La France et l’Europe deviendront-elles inassurables ?
Les événements climatiques extrêmes, désormais récurrents et dont l'impact est croissant d'année en année, posent une question cruciale aux banques et aux assurances. L’article La France et l’Europe deviendront-elles inassurables ? est apparu en premier sur Le Grand Continent..
Les événements climatiques extrêmes, comme les sécheresses et les incendies, sont désormais plus fréquents et plus intenses en Europe. Depuis 2021, ces catastrophes naturelles ont causé des pertes économiques directes de plus de 208 milliards d’euros dans l’Union européenne, selon l’Agence européenne de l’environnement. Les années 2021 à 2024 ont enregistré les dommages les plus élevés depuis 1980. En 2026, ces chiffres devraient encore augmenter, avec des impacts majeurs sur les logements, les infrastructures, l’agriculture et l’industrie agroalimentaire. Ces événements entraînent également une hausse des prix des produits agricoles et alimentaires, en raison de la destruction des récoltes et des pertes de production. Les régions les plus touchées incluent la France, l’Espagne et une grande partie de l’Europe.

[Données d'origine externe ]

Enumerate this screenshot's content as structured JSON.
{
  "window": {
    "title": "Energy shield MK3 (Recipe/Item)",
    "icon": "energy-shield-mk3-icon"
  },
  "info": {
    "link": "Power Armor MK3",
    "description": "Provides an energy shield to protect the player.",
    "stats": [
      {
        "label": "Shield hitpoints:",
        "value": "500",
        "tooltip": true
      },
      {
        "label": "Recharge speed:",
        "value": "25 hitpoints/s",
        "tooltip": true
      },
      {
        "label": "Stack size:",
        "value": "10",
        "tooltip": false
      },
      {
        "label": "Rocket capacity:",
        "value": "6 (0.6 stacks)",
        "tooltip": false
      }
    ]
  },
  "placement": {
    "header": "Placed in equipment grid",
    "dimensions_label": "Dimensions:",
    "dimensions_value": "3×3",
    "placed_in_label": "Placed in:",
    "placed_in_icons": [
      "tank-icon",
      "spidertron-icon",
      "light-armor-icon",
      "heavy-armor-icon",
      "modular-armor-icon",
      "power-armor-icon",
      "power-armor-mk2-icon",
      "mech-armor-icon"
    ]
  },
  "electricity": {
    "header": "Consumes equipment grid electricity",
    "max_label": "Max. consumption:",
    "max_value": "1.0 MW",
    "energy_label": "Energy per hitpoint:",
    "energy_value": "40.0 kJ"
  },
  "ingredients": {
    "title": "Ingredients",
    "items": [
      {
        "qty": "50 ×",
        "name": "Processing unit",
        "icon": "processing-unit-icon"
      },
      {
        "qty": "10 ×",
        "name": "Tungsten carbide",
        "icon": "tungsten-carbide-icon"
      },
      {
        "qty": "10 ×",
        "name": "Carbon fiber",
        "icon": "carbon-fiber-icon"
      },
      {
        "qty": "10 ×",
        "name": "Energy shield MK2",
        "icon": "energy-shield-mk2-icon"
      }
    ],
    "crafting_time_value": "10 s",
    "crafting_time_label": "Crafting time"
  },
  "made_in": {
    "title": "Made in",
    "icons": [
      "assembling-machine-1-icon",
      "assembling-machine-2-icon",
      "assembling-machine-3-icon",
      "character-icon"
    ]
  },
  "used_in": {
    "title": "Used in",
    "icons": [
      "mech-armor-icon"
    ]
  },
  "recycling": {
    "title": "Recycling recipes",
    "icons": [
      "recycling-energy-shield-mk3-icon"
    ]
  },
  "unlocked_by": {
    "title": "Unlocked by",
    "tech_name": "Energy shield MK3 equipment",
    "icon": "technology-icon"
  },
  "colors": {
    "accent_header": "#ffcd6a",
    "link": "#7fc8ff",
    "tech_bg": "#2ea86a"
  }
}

Les assureurs, qui jouent un rôle clé pour aider les particuliers et les entreprises à faire face aux conséquences financières des catastrophes naturelles, sont de plus en plus fragilisés. La fréquence croissante et l’ampleur des événements climatiques rendent difficile l’évaluation des risques par les assureurs, car ils ne disposent pas d’un historique suffisant pour ajuster leurs primes. En réaction, ces acteurs augmentent fortement leurs tarifs ou réduisent leur couverture, laissant de nombreux citoyens et entreprises sans protection financière. Actuellement, seuls un quart des dommages climatiques sont couverts par les assurances dans l’Union européenne, selon la Banque centrale européenne et le régulateur européen des assurances. Cette situation aggrave les inégalités sociales et économiques, car les plus vulnérables sont les plus exposés à ces risques non assurés.
Les pertes non assurées créent des risques supplémentaires pour les banques, qui se retrouvent confrontées à des clients incapables de rembourser leurs crédits. Cette dynamique peut conduire les banques à refuser des prêts ou à augmenter leurs taux d’intérêt pour les clients, régions ou secteurs jugés trop risqués. Cela amplifie les effets négatifs des événements climatiques sur l’économie. Par exemple, les entreprises et les particuliers touchés par des catastrophes naturelles pourraient voir leurs activités paralysées ou leurs revenus diminuer, rendant le remboursement de leurs dettes impossible. Ce phénomène est appelé l’aléa moral : en réduisant les coûts liés aux sinistres, les mécanismes de couverture limitent aussi l’incitation à prévenir ces risques à l’avenir.
Pour faire face à cette crise, la Banque centrale européenne et le régulateur européen des assurances proposent depuis 2023 la création d’un mécanisme européen de réassurance. Ce système agirait comme une assurance des assurances, en couvrant une partie des risques climatiques pour les assureurs privés. Un fonds public européen pourrait également être mis en place pour aider les États membres à financer la protection des infrastructures publiques. Cependant, ces mécanismes ne doivent pas servir à maintenir le statu quo, mais s’accompagner de politiques d’adaptation ambitieuses au changement climatique. Par exemple, les aides pourraient être conditionnées à la mise en œuvre de plans de prévention et d’adaptation dans les régions les plus exposées.
La question des pertes non assurées dépasse le cadre économique et touche à la stabilité des États-nations. Sans une réponse collective, les inégalités entre régions et entre populations pourraient s’aggraver, avec des conséquences sociales et politiques majeures. Les mécanismes de réassurance et les fonds publics européens visent à éviter que les citoyens et les entreprises ne supportent seuls le poids des catastrophes naturelles. Cependant, leur efficacité dépendra de la capacité des gouvernements à intégrer ces solutions dans une stratégie globale d’adaptation au changement climatique. L’enjeu est donc à la fois financier, social et politique pour l’Europe.